According to a new analysis by the nonprofit Urban Institute, the share of medical debt on American consumers’ credit reports has dropped dramatically over the past year as major credit rating agencies removed small unpaid bills and loans less than a year old.
“This is a very important change,” said Breno Braga, an economist at the Urban Institute and co-author of the study. “It affects a lot of people.”
The analysis found that, as of August, only 5% of adults with a credit report had a medical debt on their report, down from about 14% two years earlier.
Urban Institute researchers also found that Americans who had medical debt on their credit reports in August 2022 saw their VantageScore credit scores rise from an average of 585 to an average of 615 the following year.
This has diverted many customers from the subprime segment. Subprime borrowers typically pay higher interest rates on loans and credit cards, if they can borrow at all.
An improved consumer score does not necessarily mean that medical debt has been eliminated. Hospitals, collectors and other medical providers still pursue patients for unpaid bills. And many continue to file lawsuits against patients, placing liens on their homes or selling their debts.
But the credit reporting changes appear to be mitigating one of the more damaging effects of medical debt, which has undermined the financial security of millions of patients and their families for years.
Credit scores depressed by medical debt, for example, can fuel people’s access to housing and homelessness.
In total, about 27 million people experienced a significant improvement in their scores, Urban Institute researchers estimated. VantageScore, which uses a slightly different methodology than FICO, stopped using medical loans to calculate scores in January.
The credit reporting changes have drawn criticism from debt collectors and some medical providers, who warn that hospitals and doctors may require upfront payments from patients before providing care or push more patients into credit card and other forms of debt.
In August, a California dermatologist sued three major consumer credit rating agencies, claiming that with less medical debt on credit reports, patients would have less incentive to pay their bills, potentially costing physicians nationwide billions of dollars. The case is pending in federal court.
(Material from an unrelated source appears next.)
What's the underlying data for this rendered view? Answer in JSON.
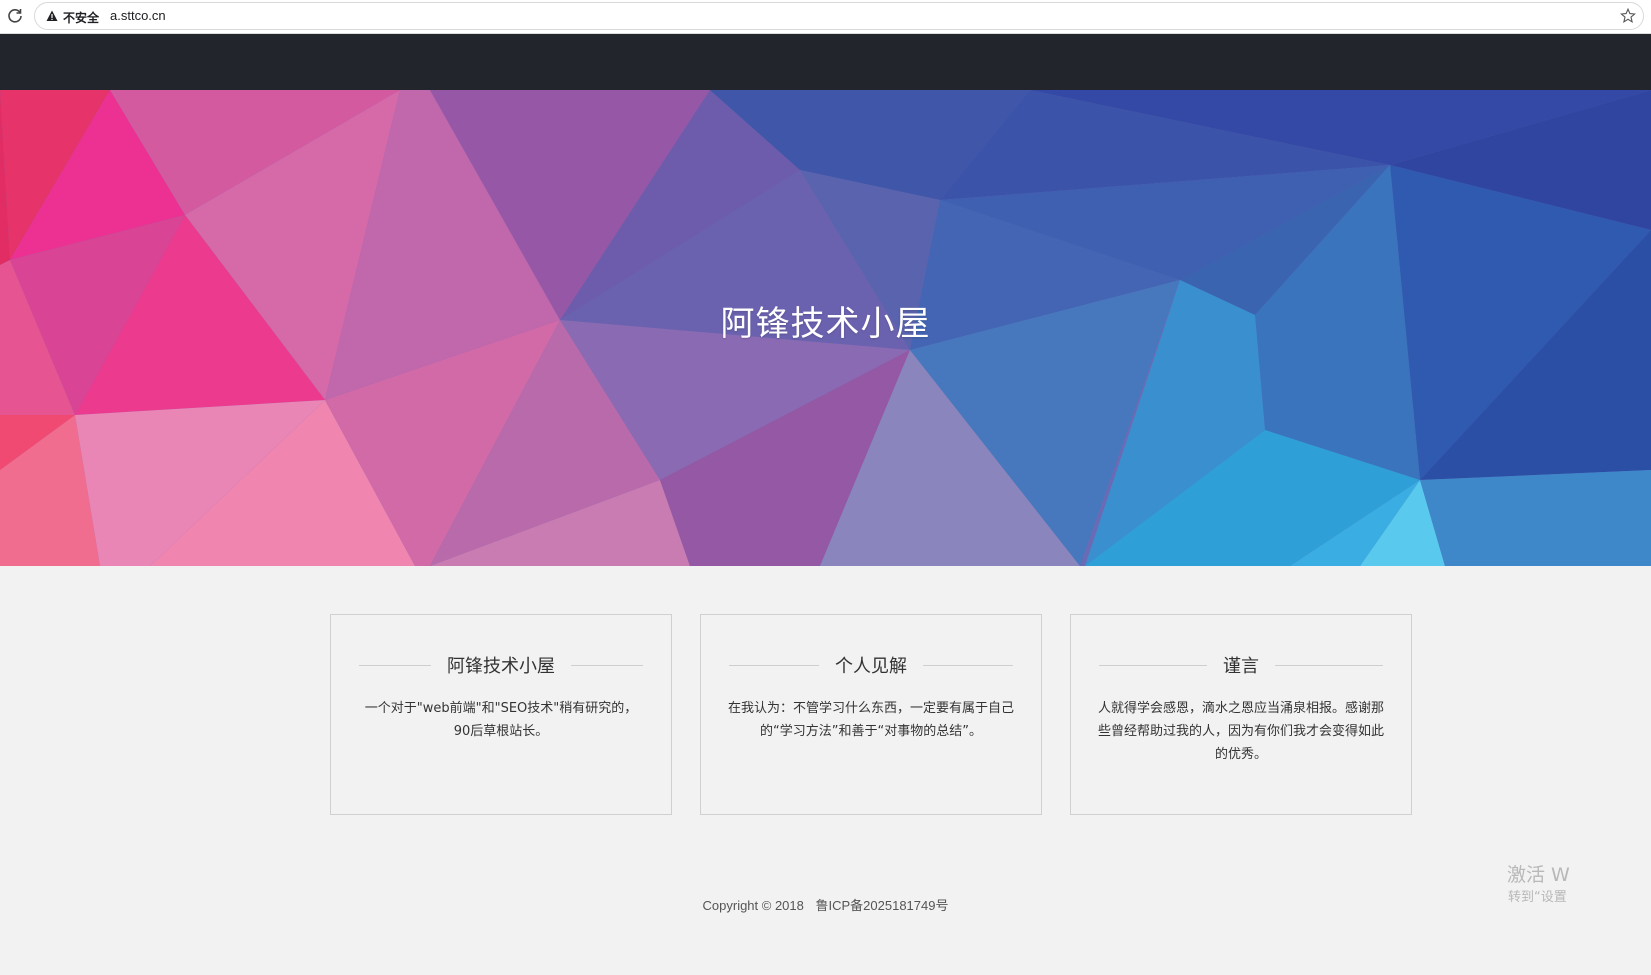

But most leading consumer and patient advocates applaud more restrictive credit reporting rules. Other research by the federal Consumer Financial Protection Bureau found that medical debt — unlike other types of debt — doesn’t accurately predict a consumer’s creditworthiness, calling into question how useful it is on a credit report.
In September, the Biden administration announced plans to push sweeping changes that would remove all medical debt from consumers’ credit scores. The CFPB will draft federal regulations next year to implement such restrictions, federal officials said.
This will expand current state efforts. In June, Colorado enacted a trailblazing bill that prohibits medical debt from being included on residents’ credit reports or factored into their credit scores. A similar measure was passed by the New York State Legislature this year and is pending before the governor.
Researchers at the Urban Institute predicted that these policies would continue to improve consumer credit scores, though they cautioned that more systemic changes would be needed to reduce medical debt, which affects nearly 100 million people in the United States.
“Reducing the burden of medical debt and its broader consequences will likely require health insurance reform that builds on the Affordable Care Act to further protect consumers from out-of-pocket medical costs they cannot afford,” the report concludes.
The Urban Institute report, which worked with KFF Health News over the past two years to analyze medical debt data, is based on a sample of credit records from one of the three major credit rating agencies.
About this project
“Diagnosis: Debt” is a reporting partnership between KFF Health News and NPR that explores the scale, impact and causes of medical debt in America.
The series draws on KFF’s original polling, court records, federal data on hospital finances, contracts obtained through public records requests, data from international health systems and a yearlong investigation of the financial support and collection policies of more than 500 hospitals across the country. .
Additional research was conducted by the Urban Institute, which analyzed credit bureau and other demographic data for KFF Health News to explore where medical debt is concentrated in the U.S. and what factors are associated with high debt levels.
The JPMorgan Chase Institute analyzed records from a sample of Chase credit card holders to determine whether customers’ balances could be affected by major medical expenses. And the CED Project, a Denver nonprofit, worked with KFF Health News on a survey of its clients to explore the connections between medical debt and housing instability.
KFF Health News reporters worked with KFF public opinion researchers to design and analyze the “KFF Health Care Debt Survey.” The survey was conducted in February. From March 25 to 20, 2022, online and by phone, in English and Spanish, among a nationally representative sample of 2,375 US adults, including 1,292 adults with current health care debt and 382 adults who had health care debt in the past five years. The margin of sampling error is plus or minus 3 percentage points for the full sample and 3 percentage points for those with current debt. For results based on subgroups, the margin of sampling error may be higher.
Reporters from KFF Health News and NPR also conducted hundreds of interviews with patients across the country; spoke to physicians, health industry leaders, consumer advocates, debt lawyers and researchers; and reviewed scores of studies and surveys about medical debt.
Reprinted from this article khn.orgA national newsroom that produces in-depth journalism about health issues and is one of KFF’s core operating programs – the independent source for health policy research, polling and journalism.